6. Não tenham medo de que nos falte discrição neste caso por maravilha, pois logo temem os
confessores que nos vamos matar com penitências. E é tão aborrecida para nós esta falta de
discrição, que oxalá assim cumpríssemos tudo! Às que fizerem o contrário, sei que nada se
lhes dará de que eu diga isto, nem a mim de que digam que julgo por tnim, pois dizem a
verdade. Tenho para mim que assim quer o Senhor que sejamos mais enfermas; pelo menos a
mim, em sê-lo, fez-me grande misericórdia, porque, como eu me havia de regalar, assim
como assim, quis que fosse com causa.
Pois é coisa daninha as que andam com este tormento que elas se dão a si mesmas, e,
algumas vezes, sentem um desejo de fazer penitências, sem ordem nem concerto, que duram
dois dias, a modo de dizer. Depois, põe-lhes o demónio na imaginação que lhes fez mal;
faz-lhes temer a penitência e não ousar depois cumprir o que manda a Ordem, "pois já o
experimentaram". Não guardamos umas coisas muito pequenas da Regra - como o silêncio,
que não nos há-de fazer mal - e não nos doeu a cabeça quando deixamos de ir ao coro, - o
que também nos não mata -, e queremos inventar penitências da nossa cabeça, para que não
possamos fazer nem uma coisa nem outra. E, às vezes, é pouco o mal, e parece-nos que não
estamos obrigadas a fazer nada e, com pedir licença, cumprimos.

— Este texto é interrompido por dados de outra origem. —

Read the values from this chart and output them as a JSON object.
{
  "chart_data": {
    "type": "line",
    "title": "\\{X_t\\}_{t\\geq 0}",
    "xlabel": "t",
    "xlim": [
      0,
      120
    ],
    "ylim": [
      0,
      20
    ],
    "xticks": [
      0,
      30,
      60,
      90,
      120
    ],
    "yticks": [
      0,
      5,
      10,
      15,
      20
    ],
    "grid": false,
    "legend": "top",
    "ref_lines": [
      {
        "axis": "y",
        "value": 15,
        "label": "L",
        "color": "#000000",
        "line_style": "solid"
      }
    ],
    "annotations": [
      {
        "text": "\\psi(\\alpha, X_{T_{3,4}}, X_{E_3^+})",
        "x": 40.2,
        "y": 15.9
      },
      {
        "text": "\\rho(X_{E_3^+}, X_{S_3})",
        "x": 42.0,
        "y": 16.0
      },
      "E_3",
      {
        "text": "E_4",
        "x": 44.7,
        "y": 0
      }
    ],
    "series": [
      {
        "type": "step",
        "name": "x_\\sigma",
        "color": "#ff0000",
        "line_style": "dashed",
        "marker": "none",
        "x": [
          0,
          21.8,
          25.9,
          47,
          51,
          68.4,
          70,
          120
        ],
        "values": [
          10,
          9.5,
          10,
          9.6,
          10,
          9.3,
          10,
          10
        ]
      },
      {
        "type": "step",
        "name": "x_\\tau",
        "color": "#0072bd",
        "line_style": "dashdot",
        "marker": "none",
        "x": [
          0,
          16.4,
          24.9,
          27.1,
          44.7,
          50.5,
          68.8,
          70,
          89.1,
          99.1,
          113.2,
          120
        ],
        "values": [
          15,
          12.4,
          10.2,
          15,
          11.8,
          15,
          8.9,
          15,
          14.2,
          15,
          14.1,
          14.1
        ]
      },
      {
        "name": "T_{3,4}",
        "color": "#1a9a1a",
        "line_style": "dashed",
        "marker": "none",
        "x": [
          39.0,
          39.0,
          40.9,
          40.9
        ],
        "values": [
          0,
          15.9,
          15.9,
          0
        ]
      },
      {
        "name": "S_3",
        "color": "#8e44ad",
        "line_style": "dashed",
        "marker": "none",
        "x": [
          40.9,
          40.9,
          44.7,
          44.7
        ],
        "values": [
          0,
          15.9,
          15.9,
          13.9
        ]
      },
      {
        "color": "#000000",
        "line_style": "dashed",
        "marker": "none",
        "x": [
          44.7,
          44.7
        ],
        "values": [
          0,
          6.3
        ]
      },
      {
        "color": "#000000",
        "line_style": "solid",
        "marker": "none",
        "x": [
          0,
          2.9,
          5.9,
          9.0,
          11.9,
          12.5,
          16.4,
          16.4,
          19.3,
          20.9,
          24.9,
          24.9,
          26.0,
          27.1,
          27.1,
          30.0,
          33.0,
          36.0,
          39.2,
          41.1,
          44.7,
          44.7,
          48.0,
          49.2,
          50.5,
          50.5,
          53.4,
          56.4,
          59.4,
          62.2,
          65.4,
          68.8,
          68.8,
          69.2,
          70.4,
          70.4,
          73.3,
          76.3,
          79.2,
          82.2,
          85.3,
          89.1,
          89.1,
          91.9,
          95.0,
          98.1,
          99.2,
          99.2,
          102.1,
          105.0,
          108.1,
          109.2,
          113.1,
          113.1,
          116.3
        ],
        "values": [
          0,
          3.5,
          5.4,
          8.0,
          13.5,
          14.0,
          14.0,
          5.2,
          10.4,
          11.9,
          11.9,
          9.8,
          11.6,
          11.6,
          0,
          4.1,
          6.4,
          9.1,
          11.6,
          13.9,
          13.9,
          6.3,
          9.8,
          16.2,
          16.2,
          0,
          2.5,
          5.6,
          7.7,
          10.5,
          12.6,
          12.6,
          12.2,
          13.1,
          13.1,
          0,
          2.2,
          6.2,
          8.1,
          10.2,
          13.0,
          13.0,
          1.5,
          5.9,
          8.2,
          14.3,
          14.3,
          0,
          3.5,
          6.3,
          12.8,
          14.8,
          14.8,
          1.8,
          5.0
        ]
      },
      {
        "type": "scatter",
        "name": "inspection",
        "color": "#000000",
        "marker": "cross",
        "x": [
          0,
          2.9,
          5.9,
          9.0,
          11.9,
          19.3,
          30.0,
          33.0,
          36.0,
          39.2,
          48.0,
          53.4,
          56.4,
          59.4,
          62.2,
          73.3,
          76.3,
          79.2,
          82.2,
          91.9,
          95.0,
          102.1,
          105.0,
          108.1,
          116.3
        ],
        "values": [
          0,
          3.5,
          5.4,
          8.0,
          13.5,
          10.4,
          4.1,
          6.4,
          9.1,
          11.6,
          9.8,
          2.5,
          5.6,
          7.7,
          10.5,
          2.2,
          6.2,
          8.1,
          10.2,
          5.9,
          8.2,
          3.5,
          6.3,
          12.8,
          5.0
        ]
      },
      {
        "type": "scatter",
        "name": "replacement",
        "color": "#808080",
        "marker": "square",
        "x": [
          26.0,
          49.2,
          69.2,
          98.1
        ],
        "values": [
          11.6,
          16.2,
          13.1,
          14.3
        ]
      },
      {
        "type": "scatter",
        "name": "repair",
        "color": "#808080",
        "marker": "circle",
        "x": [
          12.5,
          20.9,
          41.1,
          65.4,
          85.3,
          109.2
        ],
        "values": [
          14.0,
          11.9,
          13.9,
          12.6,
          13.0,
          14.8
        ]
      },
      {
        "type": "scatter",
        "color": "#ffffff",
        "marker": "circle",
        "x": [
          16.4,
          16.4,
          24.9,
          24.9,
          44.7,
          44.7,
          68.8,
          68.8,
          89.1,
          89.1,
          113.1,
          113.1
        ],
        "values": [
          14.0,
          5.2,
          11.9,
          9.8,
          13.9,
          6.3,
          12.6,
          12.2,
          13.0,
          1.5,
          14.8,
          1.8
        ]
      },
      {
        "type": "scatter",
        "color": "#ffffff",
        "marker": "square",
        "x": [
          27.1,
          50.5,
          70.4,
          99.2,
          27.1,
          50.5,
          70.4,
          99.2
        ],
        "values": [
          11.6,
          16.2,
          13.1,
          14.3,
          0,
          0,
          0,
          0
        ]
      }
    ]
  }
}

7. Direis: mas, para que a dá a prioresa? Se conhecesse o interior, talvez não a desse; mas,
como lhe dais informação de necessidade e não falta médico que ajude reforçando, levado
pela mesma informação que lhe dais a ele, e uma amiga ou parente que chore ao lado, que
há-de ela fazer? Fica com escrúpulo se falta à caridade; antes quer que falteis vós de que
ela.
8. Estas são coisas que pode ser aconteçam algumas vezes e, para que vos guardeis delas, as
ponho aqui. Porque, se o demónio nos começa a amedrontar com que nos faltará a saúde,
nunca faremos nada. O Senhor nos dê luz para acertar em tudo, amen.